Two former BNP Paribas bankers have raised almost $100m for a new fund which aims to unlock billions of dollars of funding for climate-aligned infrastructure projects in Africa.
Acre Impact Capital, a private-debt impact investment manager, is looking to address the estimated $100bn annual infrastructure financing gap on the continent by providing a portion of the unsecured funding for export finance projects.
Typically, export credit agencies guarantee up to 85% of loans and require the rest to be raised privately, yet banks’ willingness to fund the remainder has declined as such projects carry a higher capital charge and can be hard to reinsure.
As result, as many as half of all deals that an export credit agency would back do not get done, Acre chief executive Hussein Sefian told Reuters.
“We enable a transaction that would not happen otherwise as there is no insurance capacity and banks are not able to (without it),” he said. “We can come in and help them close a deal by providing that 15%, that’s really where we add value in the market.”
The fund, which aims to back projects in areas including renewable energy, health, food and water, will look to mobilise $5.60 of private sector capital for each dollar invested, he said. Acre will charge a management fee for running the fund.
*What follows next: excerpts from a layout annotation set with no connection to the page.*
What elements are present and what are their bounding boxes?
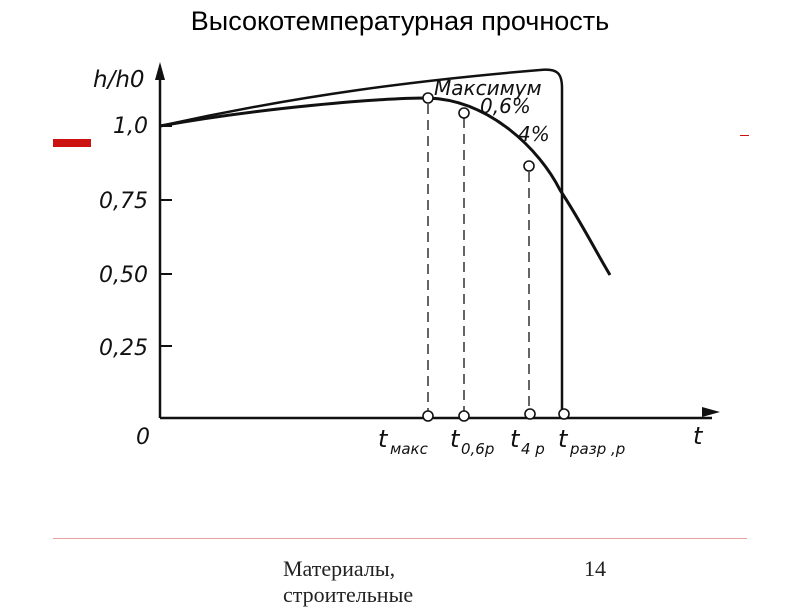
dashed-drops	[427, 104, 530, 411]
t-max-sub: макс	[390, 440, 429, 458]
y-tick-label-0-75: 0,75	[99, 189, 148, 214]
t-4-sub: 4 р	[521, 440, 545, 458]
t-break-base: t	[558, 425, 569, 453]
time-label-t-break: t разр ,р	[558, 425, 625, 458]
time-label-t-max: t макс	[378, 425, 429, 458]
accent-bar	[53, 139, 91, 147]
t-06-base: t	[450, 425, 461, 453]
y-tick-label-1: 1,0	[113, 114, 148, 139]
axes	[158, 70, 712, 420]
x-axis-label: t	[693, 422, 704, 450]
y-axis-label: h/h0	[93, 67, 145, 93]
y-tick-label-0-25: 0,25	[99, 336, 148, 361]
t-max-base: t	[378, 425, 389, 453]
time-label-t-4: t 4 р	[510, 425, 545, 458]
annotation-0-6-percent: 0,6%	[480, 94, 531, 118]
t-06-sub: 0,6р	[461, 440, 494, 458]
slide-title: Высокотемпературная прочность	[190, 6, 610, 36]
axis-marker-t-06	[458, 410, 470, 422]
strength-curve	[159, 96, 612, 276]
axis-marker-t-4	[524, 408, 536, 420]
t-break-sub: разр ,р	[569, 440, 625, 458]
upper-envelope-curve	[159, 68, 564, 418]
axis-marker-t-break	[558, 408, 570, 420]
t-4-base: t	[510, 425, 521, 453]
y-ticks	[160, 125, 172, 347]
accent-tick	[740, 135, 749, 136]
annotation-4-percent: 4%	[518, 122, 550, 146]
marker-0-6-percent	[458, 107, 470, 119]
y-axis-arrow	[155, 62, 165, 80]
curve-markers	[422, 92, 535, 172]
marker-4-percent	[523, 160, 535, 172]
time-label-t-06: t 0,6р	[450, 425, 494, 458]
axis-marker-t-max	[422, 410, 434, 422]
x-axis-arrow	[702, 407, 720, 417]
marker-maximum	[422, 92, 434, 104]
y-tick-label-0-50: 0,50	[99, 263, 148, 288]
axis-markers	[422, 408, 570, 422]
page-number: 14	[584, 556, 606, 581]
origin-label: 0	[136, 425, 150, 450]
footer-rule	[53, 538, 747, 539]
annotation-maximum: Максимум	[434, 76, 542, 100]
footer-text: Материалы, строительные	[283, 556, 414, 607]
Among the fund’s backers are the European Investment Bank, commercial lenders including Standard Bank and Rand Merchant Bank and specialist “impact” investors, which seek to achieve a measurable social impact as well as making a financial return.
Export credit agencies, such as UK Export Finance support some $250bn of annual financing to emerging markets, according to the United Nations Environment Programme Finance Initiative, making them an important source of funding for developing countries.
By contrast, multilateral development banks, such as the World Bank provide around $260bn annually, UNEP FI added.